Je parvenais même à cacher derrière ce blindage l’immense peine devant ce qui atteignait mon épouse ! Lors du 1er épisode du cancer, j’ai tout donné pour être sûr de plaire à mon épouse… FAUX don ! Car j’ai dû tout lâcher : vie professionnelle, loisirs… L’équilibre entre respecter la source (moi) et offrir ce que je pouvais donner était rompu… Je me suis usé à tel point que d’une part j’attendais des tonnes de mercis qui ne venaient pas et d’autre part je ne souhaitais qu’une chose, partir de la maison pour prendre du temps pour moi.
Le 2ème épisode a été une lente reconquête d’une relation de couple, plus saine. J’ai cherché un équilibre plus juste entre être au service de ma femme et ma famille et prendre du temps pour souffler et oser me faire plaisir officiellement ! Pour cela il a fallu que j’ose demander malgré la peur de déplaire à ma femme. De façon surprenante, le fait de « partir » de façon plus claire, rendait mes retours beaucoup plus faciles. Ayant comblé mes envies j’étais simplement heureux d’être avec les miens. Par conséquent, je n’attendais plus de merci. Alors j’étais capable d’entendre ceux que je recevais ! De cette façon notre couple « malade » s’en est trouvé transformé. Chaque instant redevenait une rencontre plutôt qu’une contrainte. Récidives après récidives, le diagnostic ne faisait plus de doute : ma femme allait bientôt quitter cette terre. Je fus convoqué devant son courage et sa force mettant jour après jour toute son énergie à tenter son adage favori : « Je n’ai pas le choix de ce que je vis, j’ai le choix de comment je le vis ». Convoqué à tenter la plus grande des libertés : déguster l’instant, sans attendre les circonstances favorables.
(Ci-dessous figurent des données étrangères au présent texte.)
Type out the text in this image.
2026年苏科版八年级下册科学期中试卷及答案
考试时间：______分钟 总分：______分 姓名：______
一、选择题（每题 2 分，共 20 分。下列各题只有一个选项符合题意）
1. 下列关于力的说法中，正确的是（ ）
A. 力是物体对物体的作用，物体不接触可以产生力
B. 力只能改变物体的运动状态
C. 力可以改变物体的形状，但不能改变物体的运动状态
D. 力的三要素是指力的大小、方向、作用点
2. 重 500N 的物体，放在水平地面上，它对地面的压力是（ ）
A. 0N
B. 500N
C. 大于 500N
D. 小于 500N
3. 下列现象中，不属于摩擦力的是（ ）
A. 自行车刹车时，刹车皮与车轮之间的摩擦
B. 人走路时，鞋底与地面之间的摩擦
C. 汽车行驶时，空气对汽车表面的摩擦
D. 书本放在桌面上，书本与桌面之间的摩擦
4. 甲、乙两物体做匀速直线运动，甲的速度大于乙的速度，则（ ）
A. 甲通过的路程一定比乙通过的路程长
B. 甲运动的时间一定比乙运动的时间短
Décider que ce moment n’a pas le droit d’être médiocre. La maladie m’a ainsi poussé à tout mettre en œuvre pour vivre chaque minute avec intensité. Ainsi un jour, seul dans un café avec mon fils de 5 ans, je suis pris par la douleur de risquer de perdre mon épouse. Alors je lui dis : « Tu sais mon grand, je suis heureux d’être avec toi ici, et en même temps j’ai mal de savoir maman si malade. » Il rétorque : « Moi c’est pareil ! » Je rajoute : « C’est comme s’il y avait un nuage : maman malade, et qu’il y avait un soleil : ce temps de partage avec toi… Alors peut apparaître un arc-en-ciel. C’est beau et magique un arc-en-ciel. » Beau et magique, à l’image de cet instant banal… inoubliable. J’étais convoqué par la proximité de ce mystérieux dernier voyage à ouvrir les mains en acceptant ce mystère de la vie. J’ai tenté malgré tous les doutes et les questions de choisir de faire confiance à la Vie dont la mort fait partie, sans tout comprendre. N’est-ce pas cela la foi ?
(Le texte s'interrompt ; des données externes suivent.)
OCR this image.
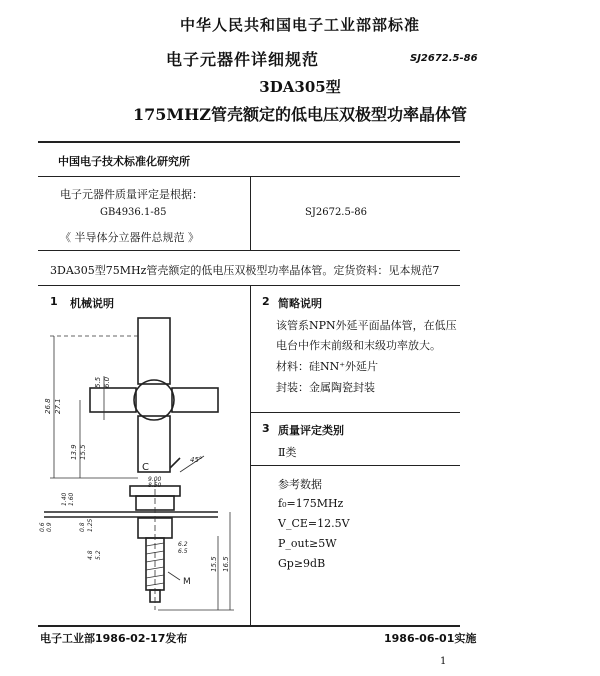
中华人民共和国电子工业部部标准
电子元器件详细规范	SJ2672.5-86
3DA305型
175MHZ管壳额定的低电压双极型功率晶体管
中国电子技术标准化研究所
电子元器件质量评定是根据：
GB4936.1-85
《 半导体分立器件总规范 》
SJ2672.5-86
3DA305型75MHz管壳额定的低电压双极型功率晶体管。定货资料：见本规范7
1 机械说明
26.8 27.1
5.5 6.0
13.9 15.5
C
45°
9.00
8.50
1.40 1.60
0.6 0.9	0.8 1.25
4.8 5.2
6.2
6.5
15.5 16.5
M
2 简略说明
该管系NPN外延平面晶体管，在低压
电台中作末前级和末级功率放大。
材料：硅NN⁺外延片
封装：金属陶瓷封装
3 质量评定类别
Ⅱ类
参考数据
f₀=175MHz
V_CE=12.5V
P_out≥5W
Gp≥9dB
电子工业部1986-02-17发布	1986-06-01实施
1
J’ai eu la chance d’être aux côtés d’une femme qui a permis ce chemin, en le faisant elle-même. Les personnes qui entraient chez nous dans les dernières semaines précédant son départ, témoignaient du calme de cette maison où les enfants jouaient : résultat de sa route à elle et du fait que nous lui emboîtions le pas, inspirés comme nous l’étions par sa tranquillité. Aujourd’hui je mesure à quel point je n’aurais jamais pu être l’homme que je suis sans l’incursion de cette aventure-maladie dans ma vie, sans l’accompagnement dévoué et patient de la part de personnes de confiance et sans le parcours de cette femme.
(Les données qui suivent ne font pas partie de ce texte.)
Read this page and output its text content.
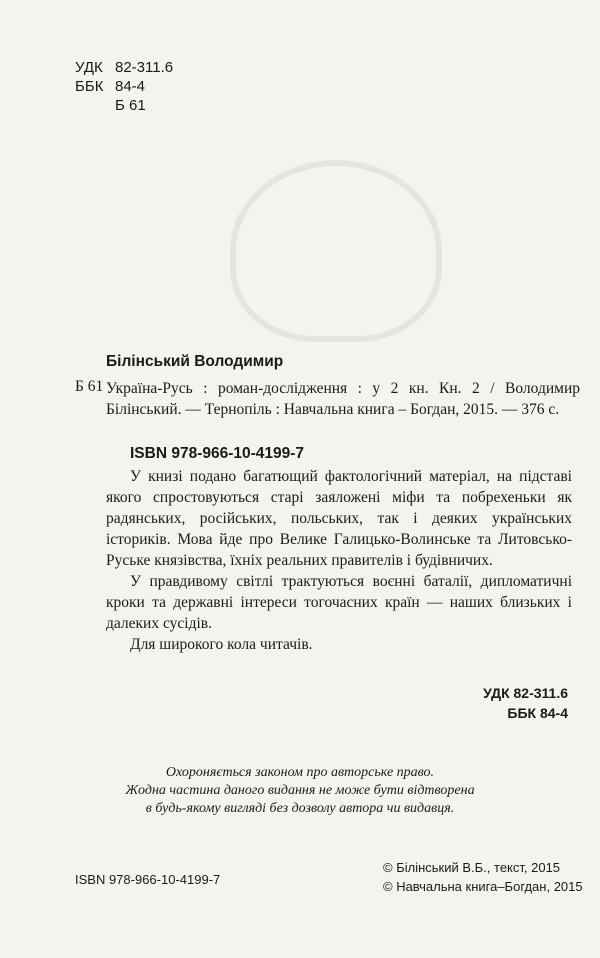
УДК 82-311.6
ББК 84-4
Б 61
Білінський Володимир
Б 61 Україна-Русь : роман-дослідження : у 2 кн. Кн. 2 / Володимир Білінський. — Тернопіль : Навчальна книга – Богдан, 2015. — 376 с.
ISBN 978-966-10-4199-7

У книзі подано багатющий фактологічний матеріал, на підставі якого спростовуються старі заяложені міфи та побрехеньки як радянських, російських, польських, так і деяких українських істориків. Мова йде про Велике Галицько-Волинське та Литовсько-Руське князівства, їхніх реальних правителів і будівничих.

У правдивому світлі трактуються воєнні баталії, дипломатичні кроки та державні інтереси тогочасних країн — наших близьких і далеких сусідів.

Для широкого кола читачів.

УДК 82-311.6
ББК 84-4
Охороняється законом про авторське право.
Жодна частина даного видання не може бути відтворена
в будь-якому вигляді без дозволу автора чи видавця.
ISBN 978-966-10-4199-7
© Білінський В.Б., текст, 2015
© Навчальна книга–Богдан, 2015
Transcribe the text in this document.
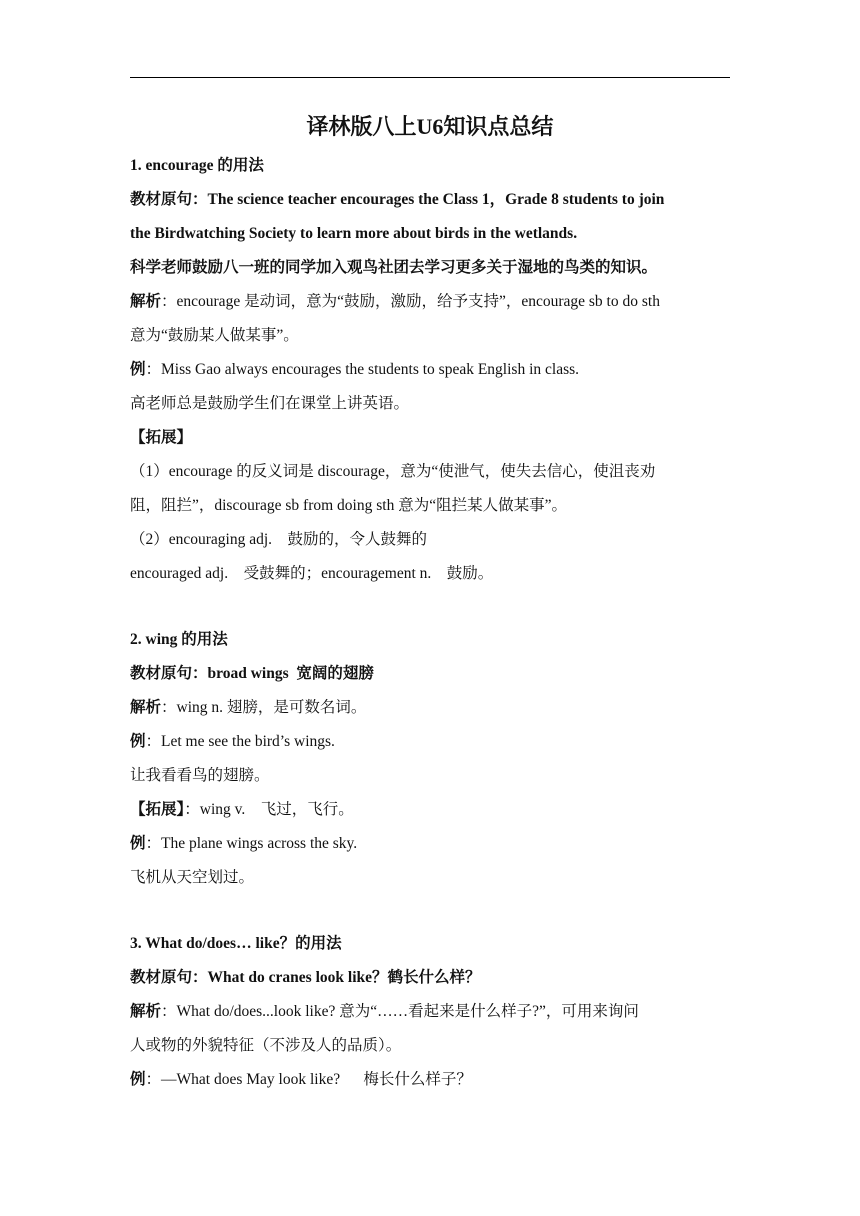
译林版八上U6知识点总结
1. encourage 的用法
教材原句：The science teacher encourages the Class 1，Grade 8 students to join
the Birdwatching Society to learn more about birds in the wetlands.
科学老师鼓励八一班的同学加入观鸟社团去学习更多关于湿地的鸟类的知识。
解析：encourage 是动词，意为“鼓励，激励，给予支持”，encourage sb to do sth
意为“鼓励某人做某事”。
例：Miss Gao always encourages the students to speak English in class.
高老师总是鼓励学生们在课堂上讲英语。
【拓展】
（1）encourage 的反义词是 discourage，意为“使泄气，使失去信心，使沮丧劝
阻，阻拦”，discourage sb from doing sth 意为“阻拦某人做某事”。
（2）encouraging adj.    鼓励的，令人鼓舞的
encouraged adj.    受鼓舞的；encouragement n.    鼓励。
2. wing 的用法
教材原句：broad wings  宽阔的翅膀
解析：wing n. 翅膀，是可数名词。
例：Let me see the bird’s wings.
让我看看鸟的翅膀。
【拓展】：wing v.    飞过，飞行。
例：The plane wings across the sky.
飞机从天空划过。
3. What do/does… like？的用法
教材原句：What do cranes look like？鹤长什么样？
解析：What do/does...look like? 意为“……看起来是什么样子?”，可用来询问
人或物的外貌特征（不涉及人的品质）。
例：—What does May look like?      梅长什么样子？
Comme elle me l’avait si délicatement suggéré, j’eus la chance de rencontrer une nouvelle femme magnifique avec qui je déguste la suite de ma vie. Je suis capable de me laisser toucher plus souvent. Il y a trois semaines j’ai été frappé lorsque soudain, lors d’un repas, je fus saisi par ce bonheur simple d’un partage en famille ! Le week-end dernier en rentrant en voiture, une simple main posée sur ma bien-aimée me remplissait du sentiment d’amour pour elle, là où des années en arrière j’étais infirme. Devant ces « cadeaux »… c’est un MERCI qui vient… envers la Vie, envers cette femme, envers ceux qui ont éclairé nos parcours.